WLB-CANUN: Widely Linear Beamforming in Coprime Array With Non-Uniform Noise

Abstract

The performance of widely linear beamforming (WLB) is superior to adaptive beamforming, but it is limited by the uniform linear array geometry and non-uniform noise. In this paper, to overcome these limitations together, we propose a framework for widely linear beamforming in coprime array with non-uniform noise (WLB-CANUN). We subtract the non-uniform noise component from the coprime array sample covariance matrix, and vectorize the resulted matrix to create the difference co-array (DCA).
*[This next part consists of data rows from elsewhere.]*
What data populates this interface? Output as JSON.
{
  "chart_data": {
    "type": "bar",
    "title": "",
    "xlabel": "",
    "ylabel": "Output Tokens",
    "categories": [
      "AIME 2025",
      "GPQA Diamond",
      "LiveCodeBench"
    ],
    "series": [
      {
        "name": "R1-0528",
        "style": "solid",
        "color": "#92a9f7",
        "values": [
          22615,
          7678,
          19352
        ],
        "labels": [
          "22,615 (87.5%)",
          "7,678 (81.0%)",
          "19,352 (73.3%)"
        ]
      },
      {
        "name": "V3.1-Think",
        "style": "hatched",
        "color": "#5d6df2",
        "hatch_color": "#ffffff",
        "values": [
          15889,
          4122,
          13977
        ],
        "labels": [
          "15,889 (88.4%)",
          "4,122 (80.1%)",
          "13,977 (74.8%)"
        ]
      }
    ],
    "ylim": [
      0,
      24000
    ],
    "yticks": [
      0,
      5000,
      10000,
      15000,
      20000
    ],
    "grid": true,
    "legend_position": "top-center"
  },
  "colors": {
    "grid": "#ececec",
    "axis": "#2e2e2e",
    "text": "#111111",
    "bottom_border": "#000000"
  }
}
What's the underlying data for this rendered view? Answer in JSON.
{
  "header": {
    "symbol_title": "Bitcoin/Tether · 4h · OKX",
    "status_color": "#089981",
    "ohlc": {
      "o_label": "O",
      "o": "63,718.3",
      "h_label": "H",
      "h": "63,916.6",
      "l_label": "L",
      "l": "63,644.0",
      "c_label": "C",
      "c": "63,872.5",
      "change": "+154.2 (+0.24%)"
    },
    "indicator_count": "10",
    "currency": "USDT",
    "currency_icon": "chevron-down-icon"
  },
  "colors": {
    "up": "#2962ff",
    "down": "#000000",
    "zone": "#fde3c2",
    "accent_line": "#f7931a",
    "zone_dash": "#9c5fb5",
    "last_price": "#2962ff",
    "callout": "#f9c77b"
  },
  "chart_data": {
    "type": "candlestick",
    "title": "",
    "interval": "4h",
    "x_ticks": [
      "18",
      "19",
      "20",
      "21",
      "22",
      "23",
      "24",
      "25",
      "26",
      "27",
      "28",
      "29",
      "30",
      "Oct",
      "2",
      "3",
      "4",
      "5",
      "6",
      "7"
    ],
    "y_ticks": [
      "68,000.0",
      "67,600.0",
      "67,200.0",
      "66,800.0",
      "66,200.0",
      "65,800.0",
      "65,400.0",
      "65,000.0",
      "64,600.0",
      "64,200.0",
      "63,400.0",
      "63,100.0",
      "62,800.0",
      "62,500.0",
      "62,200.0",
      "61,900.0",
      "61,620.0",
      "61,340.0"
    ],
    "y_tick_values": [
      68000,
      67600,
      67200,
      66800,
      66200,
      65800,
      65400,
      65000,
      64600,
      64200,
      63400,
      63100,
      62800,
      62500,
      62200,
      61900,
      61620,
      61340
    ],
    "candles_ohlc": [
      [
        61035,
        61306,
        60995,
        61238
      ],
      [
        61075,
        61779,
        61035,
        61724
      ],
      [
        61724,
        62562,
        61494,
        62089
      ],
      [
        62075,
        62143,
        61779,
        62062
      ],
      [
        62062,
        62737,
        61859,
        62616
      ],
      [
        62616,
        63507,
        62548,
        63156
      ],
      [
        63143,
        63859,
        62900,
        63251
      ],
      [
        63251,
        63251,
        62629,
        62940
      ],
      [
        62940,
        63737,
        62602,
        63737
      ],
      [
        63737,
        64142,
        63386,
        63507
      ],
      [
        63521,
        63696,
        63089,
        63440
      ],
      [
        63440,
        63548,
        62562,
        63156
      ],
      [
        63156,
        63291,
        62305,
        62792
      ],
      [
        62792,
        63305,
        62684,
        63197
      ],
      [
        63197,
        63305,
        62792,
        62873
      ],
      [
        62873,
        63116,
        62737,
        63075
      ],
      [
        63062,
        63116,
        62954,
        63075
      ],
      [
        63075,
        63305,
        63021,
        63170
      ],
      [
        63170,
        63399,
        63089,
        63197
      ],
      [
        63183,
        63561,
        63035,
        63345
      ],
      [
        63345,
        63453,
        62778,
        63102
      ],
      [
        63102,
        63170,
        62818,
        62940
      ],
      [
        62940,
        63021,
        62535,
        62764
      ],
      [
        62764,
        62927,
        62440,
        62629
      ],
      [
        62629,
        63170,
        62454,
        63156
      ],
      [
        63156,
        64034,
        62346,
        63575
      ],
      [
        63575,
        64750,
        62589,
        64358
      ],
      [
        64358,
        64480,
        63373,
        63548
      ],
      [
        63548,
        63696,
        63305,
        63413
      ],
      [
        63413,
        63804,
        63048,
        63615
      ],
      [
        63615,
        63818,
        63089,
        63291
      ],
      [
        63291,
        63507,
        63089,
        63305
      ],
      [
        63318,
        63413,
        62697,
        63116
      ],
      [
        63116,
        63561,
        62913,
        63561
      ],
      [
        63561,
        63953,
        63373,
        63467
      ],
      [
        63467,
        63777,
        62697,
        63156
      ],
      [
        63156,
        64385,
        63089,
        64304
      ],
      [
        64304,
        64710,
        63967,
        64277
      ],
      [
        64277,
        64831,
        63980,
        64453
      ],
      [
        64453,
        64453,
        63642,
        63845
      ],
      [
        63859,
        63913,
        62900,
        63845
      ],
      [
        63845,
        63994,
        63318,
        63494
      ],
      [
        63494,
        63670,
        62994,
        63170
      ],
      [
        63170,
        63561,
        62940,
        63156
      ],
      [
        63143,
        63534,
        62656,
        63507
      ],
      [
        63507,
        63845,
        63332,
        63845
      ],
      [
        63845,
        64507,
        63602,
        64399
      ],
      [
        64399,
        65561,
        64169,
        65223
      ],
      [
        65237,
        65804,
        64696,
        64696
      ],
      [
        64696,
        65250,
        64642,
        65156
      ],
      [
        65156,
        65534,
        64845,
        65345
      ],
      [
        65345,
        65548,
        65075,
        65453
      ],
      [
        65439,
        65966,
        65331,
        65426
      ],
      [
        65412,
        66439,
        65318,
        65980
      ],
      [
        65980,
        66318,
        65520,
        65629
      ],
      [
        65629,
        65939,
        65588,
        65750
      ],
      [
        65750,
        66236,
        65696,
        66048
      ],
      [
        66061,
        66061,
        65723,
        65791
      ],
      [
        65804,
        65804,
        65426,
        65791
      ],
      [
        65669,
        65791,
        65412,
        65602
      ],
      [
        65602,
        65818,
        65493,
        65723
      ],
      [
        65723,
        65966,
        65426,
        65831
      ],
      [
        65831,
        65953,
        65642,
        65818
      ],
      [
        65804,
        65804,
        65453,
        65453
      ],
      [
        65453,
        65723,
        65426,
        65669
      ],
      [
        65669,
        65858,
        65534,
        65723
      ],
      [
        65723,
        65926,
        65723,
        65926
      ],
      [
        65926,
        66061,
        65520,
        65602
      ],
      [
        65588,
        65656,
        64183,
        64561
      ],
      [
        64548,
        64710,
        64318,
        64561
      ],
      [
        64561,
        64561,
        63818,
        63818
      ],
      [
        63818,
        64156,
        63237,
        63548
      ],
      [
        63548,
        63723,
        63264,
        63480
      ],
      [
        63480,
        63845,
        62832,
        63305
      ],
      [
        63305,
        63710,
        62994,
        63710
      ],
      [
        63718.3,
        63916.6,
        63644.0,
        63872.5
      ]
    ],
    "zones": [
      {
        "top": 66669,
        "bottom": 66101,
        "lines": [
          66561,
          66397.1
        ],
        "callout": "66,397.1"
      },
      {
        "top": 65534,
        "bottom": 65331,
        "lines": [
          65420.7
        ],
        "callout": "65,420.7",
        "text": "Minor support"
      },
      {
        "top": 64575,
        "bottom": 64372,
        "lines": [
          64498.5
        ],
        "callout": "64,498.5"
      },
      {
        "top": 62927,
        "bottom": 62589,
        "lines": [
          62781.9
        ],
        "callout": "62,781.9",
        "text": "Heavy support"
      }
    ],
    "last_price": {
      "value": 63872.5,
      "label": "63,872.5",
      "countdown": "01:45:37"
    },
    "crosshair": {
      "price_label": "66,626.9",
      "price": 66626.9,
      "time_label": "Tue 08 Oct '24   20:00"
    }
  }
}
Since the DCA is not uniform, we interpolate it and recover its signal by formulating the atomic norm minimization problem with the Toeplitz and orthogonal subspace constraints.The pseudo sample covariance matrix of coprime array does not contain the non-uniform noise component, which can be directly vectorized to create the sum co-array (SCA). Due to the non-uniformity of SCA, we interpolate it and recover its signal by formulating another atomic norm minimization problem with the Hankel and orthogonal subspace constraints. The directions of non-circular signals can be estimated by the traditional subspace method, which are utilized to estimate their non-circular coefficients. A least square optimization problem using the sample and pseudo sample covariance matrices of coprime array is formulated and solved to estimate the powers of non-circular signals. The interference-plus-noise covariance matrix (INCM), pseudo INCM and augmented INCM of coprime array are reconstructed, so that the ultimate augmented weight vector can be calculated. Simulation results indicate that the proposed WLB-CANUN method overcomes the limitations of WLB in coprime array with non-uniform noise, and enhances the performance compared to the existing WLB methods.